Der Einzelne, der von Armut betroffen ist, ist darauf angewiesen, dass er Unterstützung bekommt, etwa durch aufstockende Leistungen oder anderes mehr. Genau da hilft der Sozialstaat. Unser Ziel muss es doch sein, gerade den Risikogruppen, die wir in diesem Bereich schon so oft beschrieben haben, also gerade Alleinerziehenden, Migranten, Langzeitarbeitslosen, weiterhin gute und noch bessere Perspektiven zu eröffnen. Und genau das tun wir.
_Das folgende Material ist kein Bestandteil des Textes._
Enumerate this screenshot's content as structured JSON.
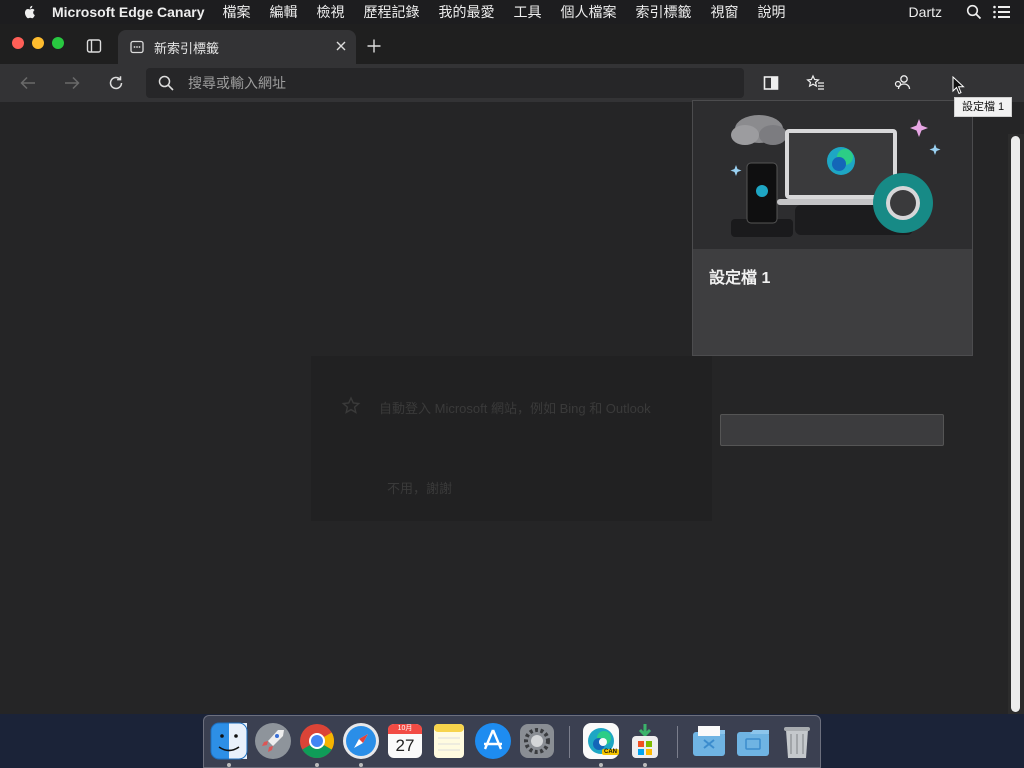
{
  "menubar": {
    "app_name": "Microsoft Edge Canary",
    "items": [
      "檔案",
      "編輯",
      "檢視",
      "歷程記錄",
      "我的最愛",
      "工具",
      "個人檔案",
      "索引標籤",
      "視窗",
      "說明"
    ],
    "user": "Dartz"
  },
  "tab": {
    "title": "新索引標籤"
  },
  "address_bar": {
    "placeholder": "搜尋或輸入網址",
    "value": ""
  },
  "tooltip": {
    "text": "設定檔 1"
  },
  "profile_card": {
    "name": "設定檔 1"
  },
  "signin_prompt": {
    "message": "自動登入 Microsoft 網站，例如 Bing 和 Outlook",
    "decline": "不用，謝謝"
  },
  "dock": {
    "apps": [
      "finder",
      "launchpad",
      "chrome",
      "safari",
      "calendar",
      "notes",
      "app-store",
      "system-preferences",
      "edge-canary",
      "microsoft-installer",
      "downloads-folder",
      "documents-folder",
      "trash"
    ],
    "calendar_day": "27",
    "calendar_month": "10月",
    "edge_badge": "CAN"
  },
  "colors": {
    "accent_edge": "#1ea6c4",
    "window_bg": "#252526",
    "toolbar_bg": "#333335"
  }
}
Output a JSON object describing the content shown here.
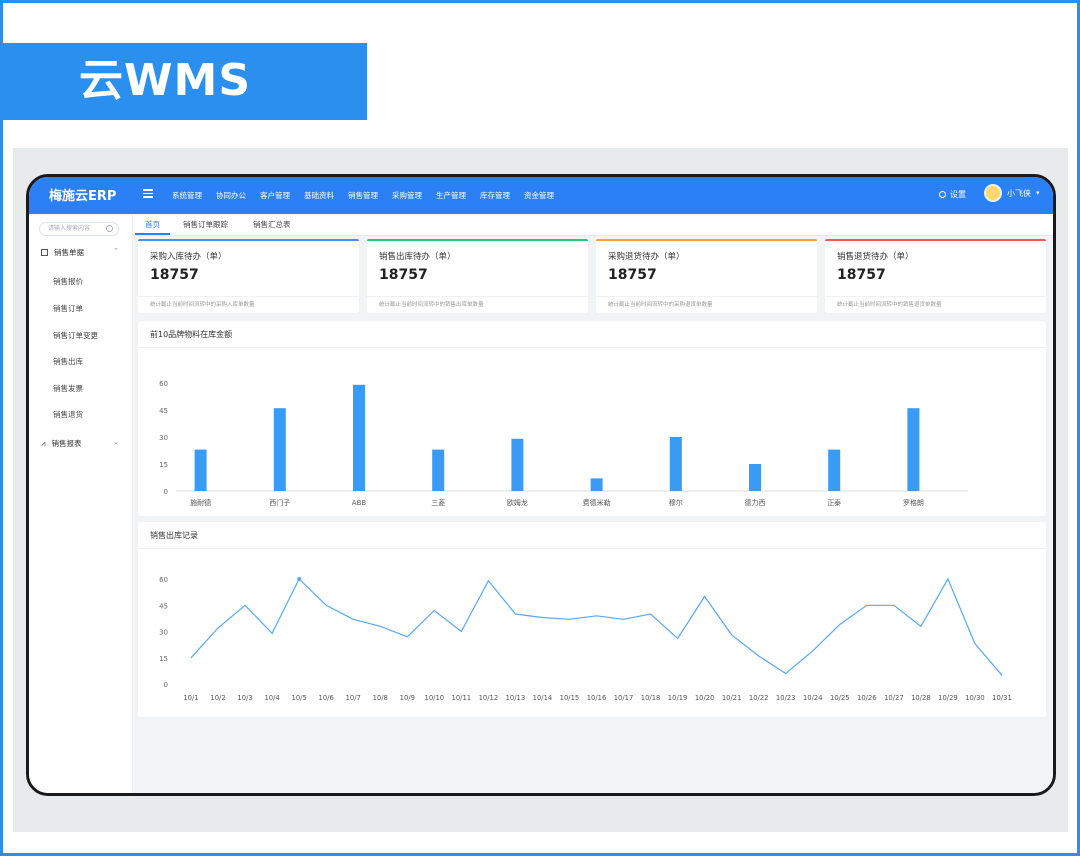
{
  "banner": {
    "title": "云WMS"
  },
  "app": {
    "brand": "梅施云ERP"
  },
  "nav": {
    "items": [
      "系统管理",
      "协同办公",
      "客户管理",
      "基础资料",
      "销售管理",
      "采购管理",
      "生产管理",
      "库存管理",
      "资金管理"
    ]
  },
  "header": {
    "settings_label": "设置",
    "user_name": "小飞侠"
  },
  "sidebar": {
    "search_placeholder": "请输入搜索内容",
    "group_sales_docs": "销售单据",
    "items": [
      "销售报价",
      "销售订单",
      "销售订单变更",
      "销售出库",
      "销售发票",
      "销售退货"
    ],
    "group_sales_reports": "销售报表"
  },
  "tabs": [
    "首页",
    "销售订单跟踪",
    "销售汇总表"
  ],
  "stats": [
    {
      "title": "采购入库待办（单）",
      "value": "18757",
      "desc": "统计截止当前时间流转中的采购入库单数量",
      "color": "#4b8ef5"
    },
    {
      "title": "销售出库待办（单）",
      "value": "18757",
      "desc": "统计截止当前时间流转中的销售出库单数量",
      "color": "#2fc27a"
    },
    {
      "title": "采购退货待办（单）",
      "value": "18757",
      "desc": "统计截止当前时间流转中的采购退货单数量",
      "color": "#f3a23a"
    },
    {
      "title": "销售退货待办（单）",
      "value": "18757",
      "desc": "统计截止当前时间流转中的销售退货单数量",
      "color": "#ef5a5a"
    }
  ],
  "chart_data": [
    {
      "type": "bar",
      "title": "前10品牌物料在库金额",
      "categories": [
        "施耐德",
        "西门子",
        "ABB",
        "三菱",
        "欧姆龙",
        "费德米勒",
        "穆尔",
        "德力西",
        "正泰",
        "罗格朗"
      ],
      "values": [
        23,
        46,
        59,
        23,
        29,
        7,
        30,
        15,
        23,
        46
      ],
      "ylim": [
        0,
        60
      ],
      "yticks": [
        0,
        15,
        30,
        45,
        60
      ],
      "grid": false,
      "color": "#3a9bf5"
    },
    {
      "type": "line",
      "title": "销售出库记录",
      "x": [
        "10/1",
        "10/2",
        "10/3",
        "10/4",
        "10/5",
        "10/6",
        "10/7",
        "10/8",
        "10/9",
        "10/10",
        "10/11",
        "10/12",
        "10/13",
        "10/14",
        "10/15",
        "10/16",
        "10/17",
        "10/18",
        "10/19",
        "10/20",
        "10/21",
        "10/22",
        "10/23",
        "10/24",
        "10/25",
        "10/26",
        "10/27",
        "10/28",
        "10/29",
        "10/30",
        "10/31"
      ],
      "values": [
        15,
        32,
        45,
        29,
        60,
        45,
        37,
        33,
        27,
        42,
        30,
        59,
        40,
        38,
        37,
        39,
        37,
        40,
        26,
        50,
        28,
        16,
        6,
        19,
        34,
        45,
        45,
        33,
        60,
        23,
        5
      ],
      "ylim": [
        0,
        60
      ],
      "yticks": [
        0,
        15,
        30,
        45,
        60
      ],
      "grid": false,
      "color": "#5aa7f3"
    }
  ]
}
Wir sehen, dass es oftmals an mangelnder Qualifikation liegt. Mangelnde Qualifikation und Armutsrisiko sind Zwillingsbrüder. Genau dort setzt diese Bundesregierung, diese Koalition an. Wir wollen das über präventive Maßnahmen verhindern, indem wir alles Menschenmögliche dafür tun, dass es nicht zu Armut kommt, und setzen nach dem Motto des Förderns und Forderns an. Deswegen sind die Instrumente, die wir haben, sehr gut.
Herzliches Dankeschön, Herr Birkwald.